The Pistoia Alliance, a global, not-for-profit organisation that works to lower barriers to innovation in life sciences R&D, announced the publication of a new report into the future of the life science and healthcare industries: ‘2030: Life sciences and Health in the Digital Age’. The report, drawing on material generated by 75 industry experts from 65 major organisations, has been written as a retrospective from 2030, looking back on a decade of significant technological, social and political evolution. It predicts new innovations and regulatory reforms that organisations need to be prepared for in the coming decade and examines individual technologies that will impact the sector. The report will help life sciences, biopharma R&D and healthcare organisations identify the trends they will need to respond to and the areas in which collaboration will be crucial.
The technologies covered in the report include:
- AI/ML
- Blockchain
- Cloud Computing
- Quantum computing
- Medical Devices
- Digital – including biomarkers, diagnostics, monitoring and therapeutics
- Internet of Things
- Laboratory Automation
- Tissue and Organ regeneration
- Liquid next generation sequencing
- Therapeutic molecule synthesis
“This report has been created for members and friends of the Pistoia Alliance, as well as others with an interest in what the life science, biopharma R&D and healthcare ecosystem might look like in 2030,” commented Dr Steve Arlington, President of The Pistoia Alliance. “For the past decade, the Alliance has worked with organisations across the industry to improve collaboration and increase innovation, so we are ideally placed to gather expert insight from all angles and look ahead to what the future holds. There is no doubt that the next decade will herald unprecedented change, and our objective is to ensure that the Pistoia Alliance, its members, and the industry as a whole, are prepared and agile enough to respond and thrive.”
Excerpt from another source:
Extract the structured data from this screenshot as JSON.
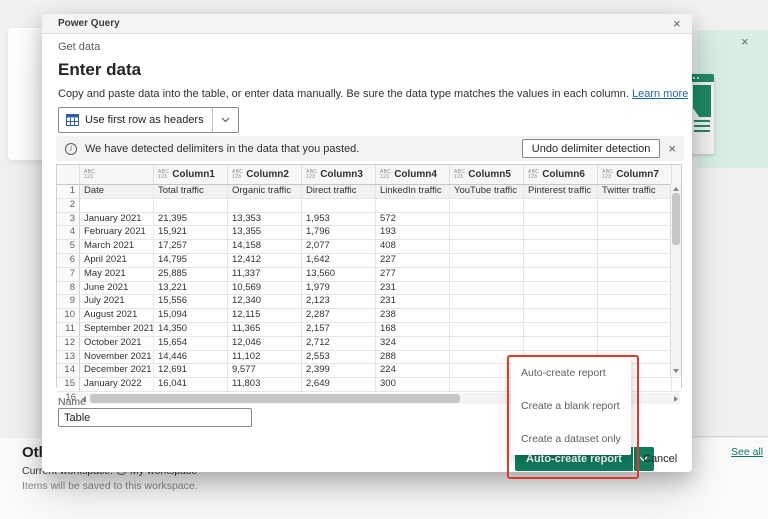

Aside from the technological advances forecast, the report also outlines patient-centric innovations likely to occur between now and 2030. These include developments in precision medicine, genomics, stem-cell and gene-based therapies, patient registries, diagnostic pills, and an increased use of Real World Data (RWD). In addition, the authors foresee that breakthroughs resulting from studies of the human microbiome will match, or even surpass, those achieved by genomics in recent decades. However, these healthcare developments come at a cost. Society will need to think of new ways of valuing, calculating and funding the costs of healthcare delivery. The key stakeholders must evolve to become an integrated community which embraces all aspects of healthcare (patients, disease prevention and diagnosis, treatment and monitoring), to collaborate, educate, and inform.
“Our agenda must shift from treatment of disease to prevention and cure, and with that, the reward systems we have to promote these solutions must flex to encompass the new agenda,” said John Wise, report co-author and member of the Pistoia Alliance operations team. “To realise these goals, the industry must embrace the technical and scientific advances we are seeing in the life sciences. The new wave of digital technologies supporting diagnostics, therapeutics and health devices, coupled with the progress of AI and Machine Learning, will deliver exciting progress. Further, the analysis of data generated by this digital revolution will make a profound contribution to the understanding of disease, the delivery of new therapies and the palliation of the human condition.”
The report was written by Dr Steve Arlington and John Wise, following three ‘futurecasting’ workshops held throughout 2019 in San Francisco, Boston and London. 75 delegates attended, and participants included regulators in Europe and US, healthcare professionals, drug discovery experts, technology leaders, and specialist VCs.
About The Pistoia Alliance:
The Pistoia Alliance is a global, not-for-profit members’ organization made up of life science companies, technology and service providers, publishers, and academic groups working to lower barriers to innovation in life science and healthcare R&D. It was conceived in 2007 and incorporated in 2009 by representatives of AstraZeneca, GSK, Novartis and Pfizer who met at a conference in Pistoia, Italy. Its projects transform R&D through pre-competitive collaboration. It overcomes common R&D obstacles by identifying the root causes, developing standards and best practices, sharing pre-competitive data and knowledge, and implementing technology pilots. There are currently over 150 member companies; members collaborate on projects that generate significant value for the worldwide life sciences R&D community, using The Pistoia Alliance’s proven framework for open innovation.